The US has persuaded 32 countries to permit tightened control of their export of encryption software -- a measure which the US has long maintained is necessary to properly balance national-security interests against personal privacy.
Australia is one of 33 members of the Wassenaar Arrangement, an agreement on conventional arms and dual-use goods and technologies -- items which could be used for civilian or military purposes. The members agreed to restrict exports of 56-bit general encryption products, according to a US Department of Commerce spokesman. In addition, Wassenaar signatories agreed to restrict export of mass-market products with keys more than 64-bits long, he said.
But one observer said it was unclear whether the US has really convinced the countries to shift gears and issue encryption controls.
The Wassenaar Arrangement calls for member countries to pass local legislation, at their discretion, if they want its provisions to take effect, according to Barry Steinhardt, executive director of the Electronic Frontier Foundation, a US-based, non-profit civil-liberties group. It is not clear whether the new piece of the agreement follows suit or whether it is mandatory for the signatories to pass the legislation, according to Steinhardt. If the new controls are not mandatory, nothing much has changed, because almost all the signatories have well-established policies of permitting the unfettered export of encryption, he said.

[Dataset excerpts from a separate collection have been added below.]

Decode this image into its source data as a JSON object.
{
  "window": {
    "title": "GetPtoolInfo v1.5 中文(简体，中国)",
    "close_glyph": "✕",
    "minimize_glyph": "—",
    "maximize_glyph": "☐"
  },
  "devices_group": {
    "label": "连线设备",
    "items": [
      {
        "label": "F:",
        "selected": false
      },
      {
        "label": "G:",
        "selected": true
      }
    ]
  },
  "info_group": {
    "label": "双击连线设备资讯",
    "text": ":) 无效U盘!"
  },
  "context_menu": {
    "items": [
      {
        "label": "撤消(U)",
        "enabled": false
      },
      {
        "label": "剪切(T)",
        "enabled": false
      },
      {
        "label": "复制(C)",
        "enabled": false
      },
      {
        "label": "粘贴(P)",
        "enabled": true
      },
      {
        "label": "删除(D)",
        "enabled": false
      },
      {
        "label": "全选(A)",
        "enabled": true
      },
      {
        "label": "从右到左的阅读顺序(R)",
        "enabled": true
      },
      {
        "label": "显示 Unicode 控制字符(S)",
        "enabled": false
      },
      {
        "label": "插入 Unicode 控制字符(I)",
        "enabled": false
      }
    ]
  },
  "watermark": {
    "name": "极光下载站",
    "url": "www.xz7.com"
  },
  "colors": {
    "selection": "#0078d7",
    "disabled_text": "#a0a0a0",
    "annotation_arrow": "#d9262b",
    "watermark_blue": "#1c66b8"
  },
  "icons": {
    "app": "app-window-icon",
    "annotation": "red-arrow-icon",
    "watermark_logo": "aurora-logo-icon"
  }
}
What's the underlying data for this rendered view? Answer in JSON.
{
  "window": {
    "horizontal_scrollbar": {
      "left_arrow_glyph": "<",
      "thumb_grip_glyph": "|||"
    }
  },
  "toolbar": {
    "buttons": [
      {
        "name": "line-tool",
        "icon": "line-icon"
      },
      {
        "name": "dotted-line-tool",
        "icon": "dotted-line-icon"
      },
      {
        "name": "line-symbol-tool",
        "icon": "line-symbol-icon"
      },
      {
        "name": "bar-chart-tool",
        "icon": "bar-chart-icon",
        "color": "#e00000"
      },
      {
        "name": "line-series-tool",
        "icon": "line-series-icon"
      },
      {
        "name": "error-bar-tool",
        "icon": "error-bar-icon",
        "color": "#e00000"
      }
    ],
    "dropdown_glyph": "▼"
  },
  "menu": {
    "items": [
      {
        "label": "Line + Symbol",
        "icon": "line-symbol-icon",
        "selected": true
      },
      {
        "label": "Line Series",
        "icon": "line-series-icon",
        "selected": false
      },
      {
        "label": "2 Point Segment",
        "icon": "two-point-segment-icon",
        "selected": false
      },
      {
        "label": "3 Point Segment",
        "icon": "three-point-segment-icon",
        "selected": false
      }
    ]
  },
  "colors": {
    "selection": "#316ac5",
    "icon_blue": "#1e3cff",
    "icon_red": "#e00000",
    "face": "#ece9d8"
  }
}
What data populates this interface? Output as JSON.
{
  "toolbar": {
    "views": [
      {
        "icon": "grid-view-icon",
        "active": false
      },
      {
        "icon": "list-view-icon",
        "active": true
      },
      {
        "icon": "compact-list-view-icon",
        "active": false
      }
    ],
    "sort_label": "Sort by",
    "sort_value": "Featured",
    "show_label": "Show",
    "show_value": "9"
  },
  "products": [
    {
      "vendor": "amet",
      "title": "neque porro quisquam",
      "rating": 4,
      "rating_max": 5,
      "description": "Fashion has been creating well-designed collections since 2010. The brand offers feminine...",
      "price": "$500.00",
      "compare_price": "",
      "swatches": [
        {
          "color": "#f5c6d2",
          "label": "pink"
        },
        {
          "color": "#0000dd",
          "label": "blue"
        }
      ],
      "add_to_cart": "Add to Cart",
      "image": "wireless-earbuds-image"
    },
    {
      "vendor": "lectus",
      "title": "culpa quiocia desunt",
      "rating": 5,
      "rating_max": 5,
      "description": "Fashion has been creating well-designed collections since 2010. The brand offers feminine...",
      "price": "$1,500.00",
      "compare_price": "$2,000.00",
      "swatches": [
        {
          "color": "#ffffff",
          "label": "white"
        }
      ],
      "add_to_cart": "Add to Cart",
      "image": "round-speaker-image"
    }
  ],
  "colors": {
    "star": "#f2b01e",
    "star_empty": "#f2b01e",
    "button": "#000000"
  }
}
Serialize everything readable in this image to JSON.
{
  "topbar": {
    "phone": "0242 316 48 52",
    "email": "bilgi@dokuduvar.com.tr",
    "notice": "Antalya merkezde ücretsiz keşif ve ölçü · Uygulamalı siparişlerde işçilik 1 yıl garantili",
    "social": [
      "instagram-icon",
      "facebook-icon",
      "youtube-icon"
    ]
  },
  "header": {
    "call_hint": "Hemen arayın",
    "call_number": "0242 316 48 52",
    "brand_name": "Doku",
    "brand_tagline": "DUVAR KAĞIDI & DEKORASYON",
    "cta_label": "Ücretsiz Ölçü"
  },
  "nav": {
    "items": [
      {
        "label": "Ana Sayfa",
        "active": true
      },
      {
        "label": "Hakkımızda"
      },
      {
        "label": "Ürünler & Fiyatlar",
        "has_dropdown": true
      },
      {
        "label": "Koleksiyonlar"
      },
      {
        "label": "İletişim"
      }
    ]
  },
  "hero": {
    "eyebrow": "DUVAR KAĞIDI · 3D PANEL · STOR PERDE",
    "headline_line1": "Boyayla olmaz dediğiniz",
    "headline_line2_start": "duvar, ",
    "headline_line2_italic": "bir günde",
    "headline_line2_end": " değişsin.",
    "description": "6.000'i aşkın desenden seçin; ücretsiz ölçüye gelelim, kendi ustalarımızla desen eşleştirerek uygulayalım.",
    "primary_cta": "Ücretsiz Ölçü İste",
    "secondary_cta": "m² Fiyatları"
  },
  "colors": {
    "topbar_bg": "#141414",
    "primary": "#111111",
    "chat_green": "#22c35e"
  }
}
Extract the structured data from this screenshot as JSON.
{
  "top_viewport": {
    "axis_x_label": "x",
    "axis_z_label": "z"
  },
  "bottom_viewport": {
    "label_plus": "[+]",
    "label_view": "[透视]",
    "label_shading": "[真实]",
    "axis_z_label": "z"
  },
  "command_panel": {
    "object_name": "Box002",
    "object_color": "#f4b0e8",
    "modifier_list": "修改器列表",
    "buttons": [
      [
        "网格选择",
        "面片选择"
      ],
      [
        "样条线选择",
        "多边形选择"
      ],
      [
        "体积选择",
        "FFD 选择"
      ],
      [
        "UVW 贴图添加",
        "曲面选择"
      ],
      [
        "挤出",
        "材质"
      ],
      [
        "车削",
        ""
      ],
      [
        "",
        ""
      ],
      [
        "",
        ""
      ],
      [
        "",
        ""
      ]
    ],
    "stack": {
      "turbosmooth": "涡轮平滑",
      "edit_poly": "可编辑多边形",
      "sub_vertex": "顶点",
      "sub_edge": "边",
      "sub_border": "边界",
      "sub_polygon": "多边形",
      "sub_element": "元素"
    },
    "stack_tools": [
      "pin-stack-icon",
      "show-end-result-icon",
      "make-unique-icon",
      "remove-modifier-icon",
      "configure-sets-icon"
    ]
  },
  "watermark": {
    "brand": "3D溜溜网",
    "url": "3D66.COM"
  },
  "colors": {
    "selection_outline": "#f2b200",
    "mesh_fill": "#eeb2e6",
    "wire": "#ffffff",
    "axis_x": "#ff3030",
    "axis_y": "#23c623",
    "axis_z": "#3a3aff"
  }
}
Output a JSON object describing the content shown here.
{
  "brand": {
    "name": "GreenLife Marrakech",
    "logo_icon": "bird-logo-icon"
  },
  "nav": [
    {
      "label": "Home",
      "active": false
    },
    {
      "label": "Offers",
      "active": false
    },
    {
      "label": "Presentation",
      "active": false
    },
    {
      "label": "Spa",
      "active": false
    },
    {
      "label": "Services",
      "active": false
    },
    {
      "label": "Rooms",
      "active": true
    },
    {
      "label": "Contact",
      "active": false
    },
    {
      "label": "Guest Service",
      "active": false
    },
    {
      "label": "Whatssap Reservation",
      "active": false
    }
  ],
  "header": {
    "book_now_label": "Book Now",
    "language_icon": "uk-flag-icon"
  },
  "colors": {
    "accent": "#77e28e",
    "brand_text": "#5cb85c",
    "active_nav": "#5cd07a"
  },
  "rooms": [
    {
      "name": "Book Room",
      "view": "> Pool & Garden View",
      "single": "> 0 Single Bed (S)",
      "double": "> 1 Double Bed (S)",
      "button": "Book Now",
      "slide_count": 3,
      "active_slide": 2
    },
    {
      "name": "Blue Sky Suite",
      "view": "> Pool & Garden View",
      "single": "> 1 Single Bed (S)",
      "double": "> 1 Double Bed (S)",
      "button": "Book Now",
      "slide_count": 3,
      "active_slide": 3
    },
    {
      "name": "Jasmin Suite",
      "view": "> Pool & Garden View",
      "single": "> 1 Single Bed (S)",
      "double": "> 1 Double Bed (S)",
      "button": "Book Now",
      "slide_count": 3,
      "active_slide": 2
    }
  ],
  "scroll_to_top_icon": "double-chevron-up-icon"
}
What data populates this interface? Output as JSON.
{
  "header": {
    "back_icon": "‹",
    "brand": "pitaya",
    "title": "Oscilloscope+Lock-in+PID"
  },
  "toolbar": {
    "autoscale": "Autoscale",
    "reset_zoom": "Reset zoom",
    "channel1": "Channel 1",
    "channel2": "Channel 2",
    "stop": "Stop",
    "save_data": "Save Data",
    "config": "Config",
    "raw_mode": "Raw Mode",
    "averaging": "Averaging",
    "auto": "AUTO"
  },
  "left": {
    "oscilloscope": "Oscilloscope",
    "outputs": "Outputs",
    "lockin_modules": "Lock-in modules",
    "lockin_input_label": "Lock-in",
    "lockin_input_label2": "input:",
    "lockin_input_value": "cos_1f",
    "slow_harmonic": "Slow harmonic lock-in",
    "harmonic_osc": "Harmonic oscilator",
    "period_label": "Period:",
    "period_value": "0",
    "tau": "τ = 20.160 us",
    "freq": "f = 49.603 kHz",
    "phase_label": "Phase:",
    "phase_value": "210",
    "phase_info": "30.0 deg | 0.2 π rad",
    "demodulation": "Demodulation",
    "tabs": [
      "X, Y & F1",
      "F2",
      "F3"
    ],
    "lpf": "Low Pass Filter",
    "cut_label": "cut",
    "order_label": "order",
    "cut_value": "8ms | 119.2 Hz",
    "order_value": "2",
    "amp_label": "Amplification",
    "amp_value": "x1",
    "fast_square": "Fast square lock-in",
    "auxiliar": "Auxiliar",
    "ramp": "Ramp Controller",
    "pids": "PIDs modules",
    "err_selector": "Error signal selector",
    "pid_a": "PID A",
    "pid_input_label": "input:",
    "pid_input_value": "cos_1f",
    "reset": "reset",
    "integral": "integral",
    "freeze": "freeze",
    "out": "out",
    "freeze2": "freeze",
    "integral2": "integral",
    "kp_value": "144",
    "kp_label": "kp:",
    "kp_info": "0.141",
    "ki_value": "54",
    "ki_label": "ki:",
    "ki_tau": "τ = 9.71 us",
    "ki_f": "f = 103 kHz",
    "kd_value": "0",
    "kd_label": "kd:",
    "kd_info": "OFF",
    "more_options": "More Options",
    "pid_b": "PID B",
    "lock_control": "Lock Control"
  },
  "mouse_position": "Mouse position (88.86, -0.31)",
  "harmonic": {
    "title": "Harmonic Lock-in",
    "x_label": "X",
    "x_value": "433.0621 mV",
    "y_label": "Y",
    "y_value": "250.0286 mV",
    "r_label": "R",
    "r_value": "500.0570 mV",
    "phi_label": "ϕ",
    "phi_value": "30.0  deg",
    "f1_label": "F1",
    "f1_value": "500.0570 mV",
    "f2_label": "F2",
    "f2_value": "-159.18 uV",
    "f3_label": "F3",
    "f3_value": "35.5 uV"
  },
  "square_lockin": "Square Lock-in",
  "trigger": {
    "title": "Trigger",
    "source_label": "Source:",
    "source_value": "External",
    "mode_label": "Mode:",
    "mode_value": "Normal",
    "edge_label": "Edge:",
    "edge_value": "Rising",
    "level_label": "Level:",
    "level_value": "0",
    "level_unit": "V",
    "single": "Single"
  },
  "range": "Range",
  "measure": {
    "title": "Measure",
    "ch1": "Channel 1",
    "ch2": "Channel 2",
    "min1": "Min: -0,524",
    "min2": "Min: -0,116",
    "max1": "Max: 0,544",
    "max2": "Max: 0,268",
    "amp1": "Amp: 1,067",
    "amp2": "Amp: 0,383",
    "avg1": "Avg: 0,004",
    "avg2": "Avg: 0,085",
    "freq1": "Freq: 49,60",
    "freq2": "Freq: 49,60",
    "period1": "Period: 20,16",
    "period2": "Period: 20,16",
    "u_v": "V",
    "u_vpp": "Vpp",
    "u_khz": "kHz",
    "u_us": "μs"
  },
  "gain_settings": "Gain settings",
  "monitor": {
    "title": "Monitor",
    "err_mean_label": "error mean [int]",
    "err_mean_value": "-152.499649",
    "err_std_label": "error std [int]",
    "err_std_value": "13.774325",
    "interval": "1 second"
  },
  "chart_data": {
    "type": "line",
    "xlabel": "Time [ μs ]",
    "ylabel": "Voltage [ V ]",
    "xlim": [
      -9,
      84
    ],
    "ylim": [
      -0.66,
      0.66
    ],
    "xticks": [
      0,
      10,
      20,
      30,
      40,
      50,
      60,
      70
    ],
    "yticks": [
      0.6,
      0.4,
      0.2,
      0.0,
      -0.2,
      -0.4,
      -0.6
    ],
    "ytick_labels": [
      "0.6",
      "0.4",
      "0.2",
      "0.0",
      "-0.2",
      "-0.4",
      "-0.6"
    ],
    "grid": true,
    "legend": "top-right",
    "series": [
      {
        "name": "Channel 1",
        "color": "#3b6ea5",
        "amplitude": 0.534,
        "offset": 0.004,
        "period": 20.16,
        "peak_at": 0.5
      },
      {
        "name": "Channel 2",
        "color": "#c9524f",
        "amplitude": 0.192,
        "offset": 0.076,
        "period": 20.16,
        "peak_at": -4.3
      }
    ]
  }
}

"The question is whether this is a largely meaningless concession to the US or whether it has some teeth in it," Steinhardt said.
Most Wassenaar countries are in Europe, with some representation from South America and Asia/Pacific. The current signatories are: Argentina, Australia, Austria, Belgium, Bulgaria, Canada, Czech Republic, Denmark, Finland, France, Germany, Greece, Hungary, Ireland, Italy, Japan, Luxembourg, Netherlands, New Zealand, Norway, Poland, Portugal, Republic of Korea, Romania, Russian Federation, Slovak Republic, Spain, Sweden, Switzerland, Turkey, Ukraine, the UK and US.